Certo è che anche Enrico avrebbe potuto essere un Under 25 di Tondelli, per come ha seguito determinate indicazioni su cosa e come raccontare: molto parlato, molta vita, molta autenticità. Non a caso il libro è dedicato a Tondelli e Pazienza, due fuorisede che hanno raccontato Bologna criticamente: con Brizzi è forse la prima volta che la critica arriva dall’interno, da un antico petroniano, da un vero bolognese nato dentro le mura.
“Hai visto l’indagine sugli spinelli nelle scuole?
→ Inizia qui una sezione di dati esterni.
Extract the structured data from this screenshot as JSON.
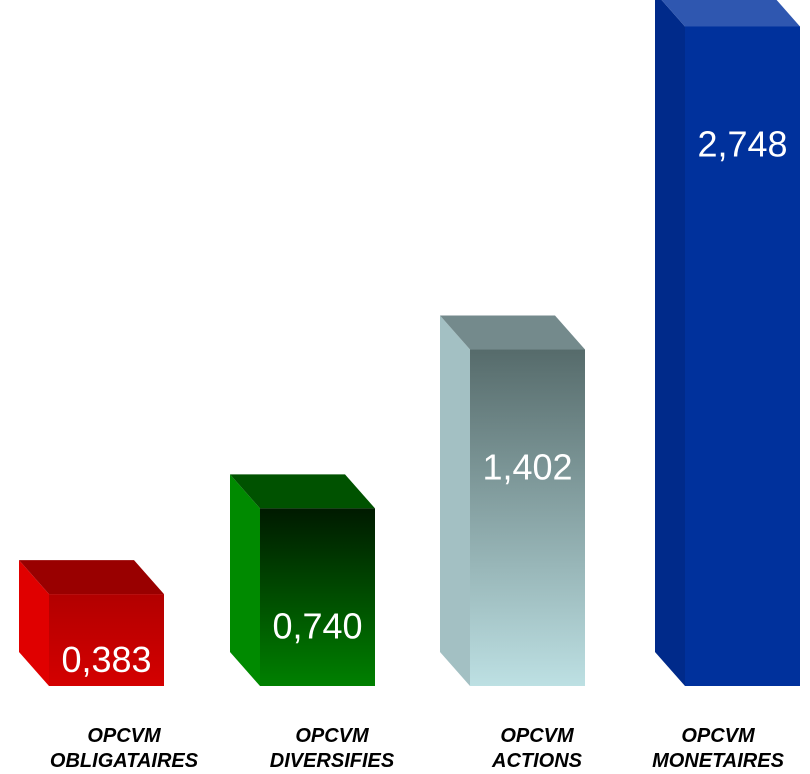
{
  "chart_data": {
    "type": "bar",
    "style": "3d",
    "categories": [
      [
        "OPCVM",
        "OBLIGATAIRES"
      ],
      [
        "OPCVM",
        "DIVERSIFIES"
      ],
      [
        "OPCVM",
        "ACTIONS"
      ],
      [
        "OPCVM",
        "MONETAIRES"
      ]
    ],
    "values": [
      0.383,
      0.74,
      1.402,
      2.748
    ],
    "value_labels": [
      "0,383",
      "0,740",
      "1,402",
      "2,748"
    ],
    "title": "",
    "xlabel": "",
    "ylabel": "",
    "grid": false,
    "legend": "none",
    "colors": [
      {
        "front_top": "#b20000",
        "front_bottom": "#d40000",
        "side": "#e00000",
        "top": "#990000"
      },
      {
        "front_top": "#001a00",
        "front_bottom": "#008000",
        "side": "#008a00",
        "top": "#005200"
      },
      {
        "front_top": "#566b6b",
        "front_bottom": "#bde0e3",
        "side": "#a3c0c3",
        "top": "#748a8c"
      },
      {
        "front_top": "#00319c",
        "front_bottom": "#00319c",
        "side": "#002a8a",
        "top": "#2f57b0"
      }
    ]
  }
}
Con il preside del Galvani che dice ‘Nella nostra scuola non fuma nessuno’, mentre c’era gente in acido nei bagni?”
Non tutti i coetanei che lo circondano la pensano come lui, però. “Molti miei amici hanno votato An perché convinti, altri Forza Italia per accelerare la rivoluzione comunista, io scheda bianca perché lucido. I veri punk parrocchiali Rifondazione”. I punk parrocchiali? “Certo. Siamo otto, fissi. Di quelli che guardano le partite della Nigeria a torso nudo coi tatuaggi fatti col pennarello indelebile che non vanno più via. Venti giorni a raschiarci col crine, dopo.”
Lui si rituffa negli aneddoti, nel trash di un settimanale che ha trovato qui a Parigi e che lo sta facendo impazzire: “Ci sono notizie troppo situazioniste: bambini con la lingua pelosa, nomi e indirizzi di donne milanesi che mangiano gli spaghetti col naso perché sprovviste della bocca, e anche un combattimento, breve, ma documentato fotograficamente!, fra Cristo e Satana nei cieli della Nuova Caledonia”.